En théorie, un bâtiment passif doit respecter des seuils limites concernant :

  • Le besoin de chauffage
  • La puissance de chauffe
  • La fréquence de surchauffe / le confort d’été
  • L’étanchéité à l’air (seuil beaucoup plus exigeant que pour la RE2020)

 

Les implications pratiques

Aussi la réussite d’un projet passif repose-t-elle sur trois piliers :

  1. Phase de conception : un effort considérable avec une attention particulière portée aux :
    • Ponts thermiques
    • Étanchéité à l’air
  2. Phase de réalisation : une grande rigueur nécessaire :
    • Bons gestes techniques
    • Respect strict des procédures
  3. Certification : production de documents obligatoires :
    • Attestations diverses
    • Réussite du test d’étanchéité à l’air

 

La préfabrication : principes et niveaux

Le principe fondamental

La préfabrication consiste à réaliser hors site des éléments destinés à l’ouvrage.
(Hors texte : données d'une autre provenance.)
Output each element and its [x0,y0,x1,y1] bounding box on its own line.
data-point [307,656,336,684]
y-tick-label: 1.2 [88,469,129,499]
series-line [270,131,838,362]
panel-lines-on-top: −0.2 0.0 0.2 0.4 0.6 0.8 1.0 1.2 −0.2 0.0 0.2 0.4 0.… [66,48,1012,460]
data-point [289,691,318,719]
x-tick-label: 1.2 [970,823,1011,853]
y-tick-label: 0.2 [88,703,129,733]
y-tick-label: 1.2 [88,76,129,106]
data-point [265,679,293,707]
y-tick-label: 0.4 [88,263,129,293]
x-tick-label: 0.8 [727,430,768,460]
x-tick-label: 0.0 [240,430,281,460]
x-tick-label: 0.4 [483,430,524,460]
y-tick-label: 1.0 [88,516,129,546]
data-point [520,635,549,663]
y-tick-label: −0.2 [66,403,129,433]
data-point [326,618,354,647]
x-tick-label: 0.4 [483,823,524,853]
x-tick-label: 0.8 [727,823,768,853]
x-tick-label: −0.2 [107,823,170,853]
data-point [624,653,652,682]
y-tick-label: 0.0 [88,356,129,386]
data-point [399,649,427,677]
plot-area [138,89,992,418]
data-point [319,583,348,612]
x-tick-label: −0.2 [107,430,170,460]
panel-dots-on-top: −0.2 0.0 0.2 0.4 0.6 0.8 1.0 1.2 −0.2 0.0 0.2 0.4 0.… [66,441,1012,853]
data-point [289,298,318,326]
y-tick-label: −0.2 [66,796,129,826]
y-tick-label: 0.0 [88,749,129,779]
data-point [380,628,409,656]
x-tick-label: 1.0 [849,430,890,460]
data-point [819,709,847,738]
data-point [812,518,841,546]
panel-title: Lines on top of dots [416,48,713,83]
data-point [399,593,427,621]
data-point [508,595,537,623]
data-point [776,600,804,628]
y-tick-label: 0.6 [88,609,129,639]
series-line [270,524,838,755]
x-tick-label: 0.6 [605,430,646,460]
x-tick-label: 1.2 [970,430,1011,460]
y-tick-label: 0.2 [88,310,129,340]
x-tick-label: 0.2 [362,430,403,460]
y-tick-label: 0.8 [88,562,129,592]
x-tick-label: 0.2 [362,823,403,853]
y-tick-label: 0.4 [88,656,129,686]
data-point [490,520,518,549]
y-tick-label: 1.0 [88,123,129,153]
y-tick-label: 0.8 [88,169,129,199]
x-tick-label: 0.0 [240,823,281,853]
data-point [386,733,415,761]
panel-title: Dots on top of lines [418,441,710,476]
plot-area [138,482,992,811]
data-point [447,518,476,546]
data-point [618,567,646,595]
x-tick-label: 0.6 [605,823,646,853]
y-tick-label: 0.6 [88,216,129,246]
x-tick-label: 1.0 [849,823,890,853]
L’objectif est de transférer la valeur ajoutée du chantier de l’aval vers l’amont, en intensifiant le travail en amont pour le réduire en aval. On passe idéalement d’une répartition 50/50 à 75/25.
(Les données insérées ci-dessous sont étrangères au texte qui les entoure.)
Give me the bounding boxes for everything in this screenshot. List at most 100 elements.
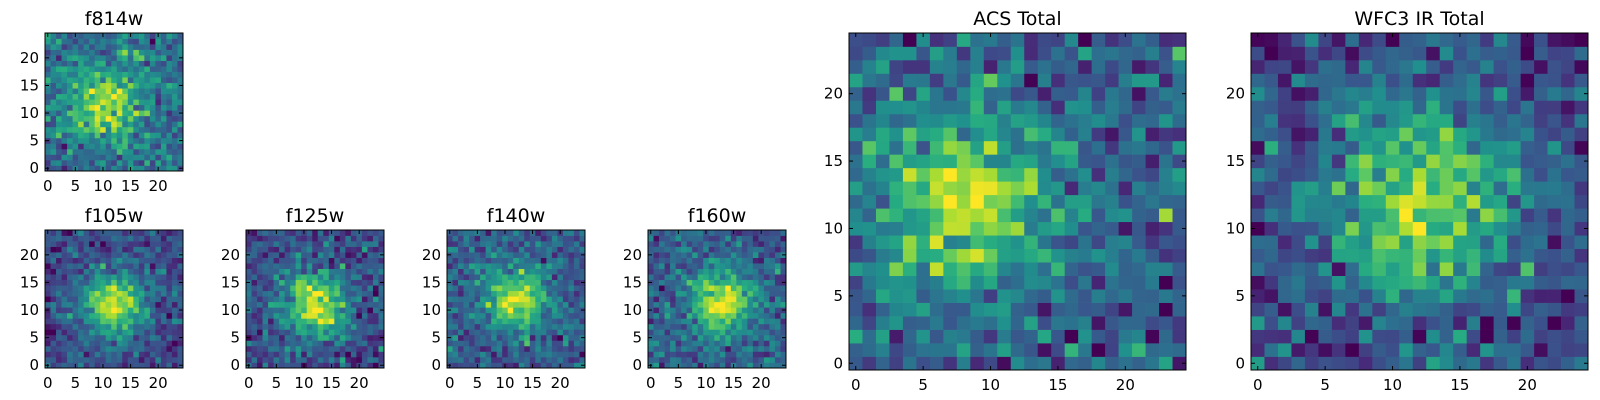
heatmap-cell xyxy=(171,49,178,56)
heatmap-cell xyxy=(1480,86,1494,101)
heatmap-cell xyxy=(758,268,765,275)
heatmap-cell xyxy=(94,55,101,61)
heatmap-cell xyxy=(127,252,134,258)
heatmap-cell xyxy=(122,345,129,352)
heatmap-cell xyxy=(290,230,297,236)
heatmap-cell xyxy=(155,290,162,297)
heatmap-cell xyxy=(502,334,509,341)
heatmap-cell xyxy=(997,289,1012,303)
heatmap-cell xyxy=(111,115,118,122)
heatmap-cell xyxy=(546,246,553,253)
heatmap-cell xyxy=(166,88,173,95)
heatmap-cell xyxy=(149,246,156,253)
heatmap-cell xyxy=(670,334,676,341)
heatmap-cell xyxy=(1331,33,1346,47)
heatmap-cell xyxy=(350,329,357,336)
heatmap-cell xyxy=(741,323,748,330)
heatmap-cell xyxy=(1507,289,1521,303)
heatmap-cell xyxy=(714,318,721,325)
heatmap-cell xyxy=(149,154,156,161)
heatmap-cell xyxy=(458,241,464,247)
heatmap-cell xyxy=(45,121,51,128)
heatmap-cell xyxy=(72,154,79,161)
heatmap-cell xyxy=(262,307,269,314)
heatmap-cell xyxy=(251,351,258,358)
heatmap-cell xyxy=(127,132,134,139)
heatmap-cell xyxy=(61,137,68,144)
heatmap-cell xyxy=(1145,302,1160,317)
heatmap-cell xyxy=(502,252,509,258)
heatmap-cell xyxy=(1118,235,1133,250)
heatmap-cell xyxy=(372,345,379,352)
heatmap-cell xyxy=(1064,289,1079,303)
heatmap-cell xyxy=(485,340,492,347)
heatmap-cell xyxy=(301,296,308,303)
heatmap-cell xyxy=(56,88,62,95)
heatmap-cell xyxy=(45,301,51,308)
heatmap-cell xyxy=(317,268,324,275)
heatmap-cell xyxy=(730,334,737,341)
heatmap-cell xyxy=(83,356,90,363)
heatmap-cell xyxy=(149,329,156,336)
heatmap-cell xyxy=(1480,208,1494,223)
heatmap-cell xyxy=(463,246,470,253)
heatmap-cell xyxy=(306,285,313,292)
heatmap-cell xyxy=(1412,140,1427,155)
heatmap-cell xyxy=(1358,356,1373,371)
heatmap-cell xyxy=(1078,140,1092,155)
heatmap-cell xyxy=(138,49,145,56)
heatmap-cell xyxy=(100,115,107,122)
heatmap-cell xyxy=(94,362,101,369)
heatmap-cell xyxy=(1091,73,1106,88)
heatmap-cell xyxy=(279,230,285,236)
heatmap-cell xyxy=(1145,208,1160,223)
heatmap-cell xyxy=(480,274,486,281)
heatmap-cell xyxy=(747,351,754,358)
heatmap-cell xyxy=(312,323,319,330)
heatmap-cell xyxy=(89,55,96,61)
heatmap-cell xyxy=(741,312,748,319)
heatmap-cell xyxy=(513,307,520,314)
heatmap-cell xyxy=(133,290,140,297)
heatmap-cell xyxy=(78,88,84,95)
heatmap-cell xyxy=(970,356,985,371)
heatmap-cell xyxy=(970,208,985,223)
heatmap-cell xyxy=(122,99,129,106)
heatmap-cell xyxy=(730,246,737,253)
heatmap-cell xyxy=(356,340,363,347)
heatmap-cell xyxy=(301,323,308,330)
heatmap-cell xyxy=(111,154,118,161)
heatmap-cell xyxy=(1010,127,1025,142)
heatmap-cell xyxy=(970,343,985,357)
heatmap-cell xyxy=(367,301,374,308)
heatmap-cell xyxy=(89,71,96,78)
heatmap-cell xyxy=(997,33,1012,47)
heatmap-cell xyxy=(89,307,96,314)
heatmap-cell xyxy=(1426,208,1441,223)
heatmap-cell xyxy=(769,334,776,341)
heatmap-cell xyxy=(485,263,492,269)
heatmap-cell xyxy=(983,302,998,317)
heatmap-cell xyxy=(177,323,184,330)
heatmap-cell xyxy=(692,318,699,325)
heatmap-cell xyxy=(144,148,151,155)
heatmap-cell xyxy=(1145,100,1160,115)
heatmap-cell xyxy=(573,323,580,330)
heatmap-cell xyxy=(889,46,904,61)
heatmap-cell xyxy=(144,126,151,133)
heatmap-cell xyxy=(350,241,357,247)
heatmap-cell xyxy=(61,132,68,139)
heatmap-cell xyxy=(956,208,971,223)
heatmap-cell xyxy=(1277,208,1292,223)
heatmap-cell xyxy=(1412,73,1427,88)
heatmap-cell xyxy=(1159,140,1173,155)
heatmap-cell xyxy=(83,82,90,89)
heatmap-cell xyxy=(1574,127,1589,142)
heatmap-cell xyxy=(551,285,558,292)
heatmap-cell xyxy=(72,88,79,95)
heatmap-cell xyxy=(262,285,269,292)
heatmap-cell xyxy=(1291,59,1306,74)
heatmap-cell xyxy=(273,334,280,341)
heatmap-cell xyxy=(246,285,252,292)
heatmap-cell xyxy=(719,252,726,258)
Cette approche concerne tous les matériaux et tous les produits qui peuvent en dériver.

 

Contexte historique

La préfabrication n’est pas un phénomène nouveau. C’est une industrie qui remonte à la fin de la seconde guerre mondiale, née aux États-Unis.

 

Les trois niveaux de préfabrication

La préfabrication se décline en trois niveaux selon le degré de valeur ajoutée hors site :

1D – Le « precut »

  • Poutres
  • Charpentes
  • Menuiseries

2D – Le « panelised »

Panneaux ou caissons intégrant un ou plusieurs corps d’état :

  • MOB (Maison à Ossature Bois)
  • Façades à ossature bois préfabriquées
  • 2D complexe : avec l’ensemble des équipements intégrés

3D – La construction modulaire

  • Volumes habitables complets préfabriqués hors site et acheminés par camion.

 

Avantages et contraintes de la préfabrication

Les avantages théoriques

Gain de temps

  • Travail réalisé en parallèle du chantier (pendant les VRD notamment)
  • Réalisation en « temps masqué »
  • Exécution ultra-rapide : clos et couvert en moins d’une semaine pour une maison

Amélioration de la qualité

  • Travail en atelier protégé
  • Bons outils disponibles
  • Conditions optimales
  • Meilleur approvisionnement des matériaux
  • Traçabilité améliorée

Autres bénéfices

  • Obligation de travailler en filière sèche
  • Chantier déplacé en atelier
  • Chantier sur site plus propre, moins bruyant, moins dangereux
  • Potentiel d’industrialisation
  • Résultat global : gain de temps + meilleure qualité + baisse des prix grâce à l’industrialisation

 

Les contraintes spécifiques

Conception très poussée Une fois les éléments préfabriqués sur le chantier, il est trop tard pour adapter. La conception doit être irréprochable.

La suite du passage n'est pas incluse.